Saudi Arabia launches new communication satellite
It will provide secure communications, internet connectivity and television signal across the region
Saudi Arabia’s latest communication satellite developed by the kingdom's scientists and engineers has been launched by the European aerospace company ArianeGroup.
The rocket carried the Saudi Geostationary Satellite 1 (SGS-1) into orbit on Tuesday night from the Guiana Space Centre in French Guiana, South America.
“It provides secure satellite communications, stronger internet and television connectivity, on the KA band for the government of Saudi Arabia, it has the coverage of Middle East, North Africa and Europe for the next 15 years,” Badr Al Suwaidan, the satellite’s programme director said.
“It’s a sign of a new era,” he added.
The operation was carried out by Arianespace using the Ariane 5 rocket, which also carried an Indian satellite into orbit.
Crown Prince Mohammed bin Salman oversaw the development in 2018 and placed a signed letter, headed "above the clouds" to be placed inside the rocket before take off.
A team from the King Abdulaziz City for Science and Technology developed the satellite in collaboration with American aerospace company Lockheed Martin.
KACST is a government institution that supports and enhances the kingdom's satellite research.
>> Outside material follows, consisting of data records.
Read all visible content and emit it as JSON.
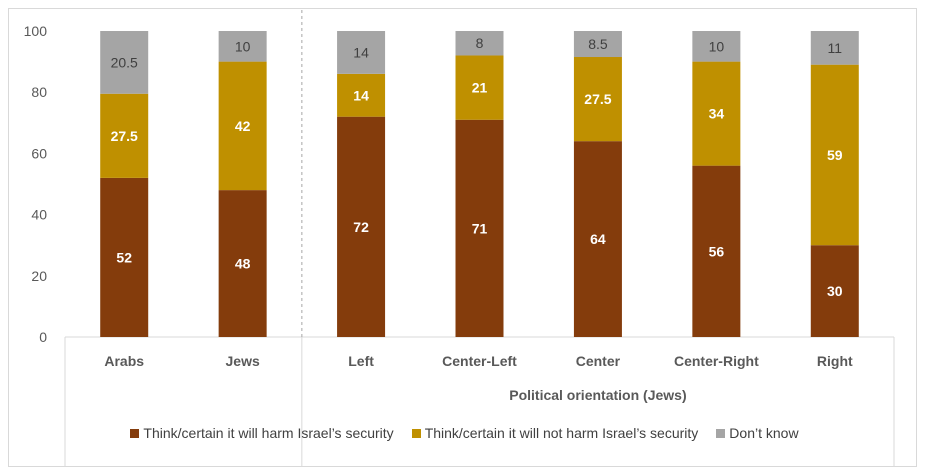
{
  "chart_data": {
    "type": "bar",
    "stacked": true,
    "categories": [
      "Arabs",
      "Jews",
      "Left",
      "Center-Left",
      "Center",
      "Center-Right",
      "Right"
    ],
    "group_label": "Political orientation (Jews)",
    "group_categories": [
      "Left",
      "Center-Left",
      "Center",
      "Center-Right",
      "Right"
    ],
    "series": [
      {
        "name": "Think/certain it will harm Israel’s security",
        "color": "#843C0C",
        "values": [
          52,
          48,
          72,
          71,
          64,
          56,
          30
        ]
      },
      {
        "name": "Think/certain it will not harm Israel’s security",
        "color": "#BF9000",
        "values": [
          27.5,
          42,
          14,
          21,
          27.5,
          34,
          59
        ]
      },
      {
        "name": "Don’t know",
        "color": "#A5A5A5",
        "values": [
          20.5,
          10,
          14,
          8,
          8.5,
          10,
          11
        ]
      }
    ],
    "ylim": [
      0,
      100
    ],
    "yticks": [
      0,
      20,
      40,
      60,
      80,
      100
    ],
    "grid": false,
    "legend_position": "bottom"
  }
}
It has launched 15 satellites in to low-earth orbit, Mr Al Suwaidan said.
Previous launches included remote-sensing satellites designed to provide high-resolution images of the planet’s surface.
The kingdom has also collaborated with China in December to launch a satellite to land on the far side of the Moon.
Ground stations in the kingdom will operate and control the satellite. It will provide multiple services including broadband and secure communications to disaster areas.
“The satellite aims to improve local capabilities and to create more job opportunities in the space industry,” Saudi Press Agency said.
The satellite will serve the Saudi government and Greek-Cypriot Hellas-sat, a subsidiary of the Riyadh-based Arabsat.
It will also support the infrastructure of the kingdom's telecommunications sector, according to the Saudi Press Agency.
Saudi Minister of Energy Khalid Al Falih said the satellite aims to look at localising strategic technologies and to provide Saudi youth with the opportunity to work with the latest technologies in the fields of development and manufacturing.
The project is part of the kingdom’s Saudi Vision 2030 that aims to diversify the economy away from oil.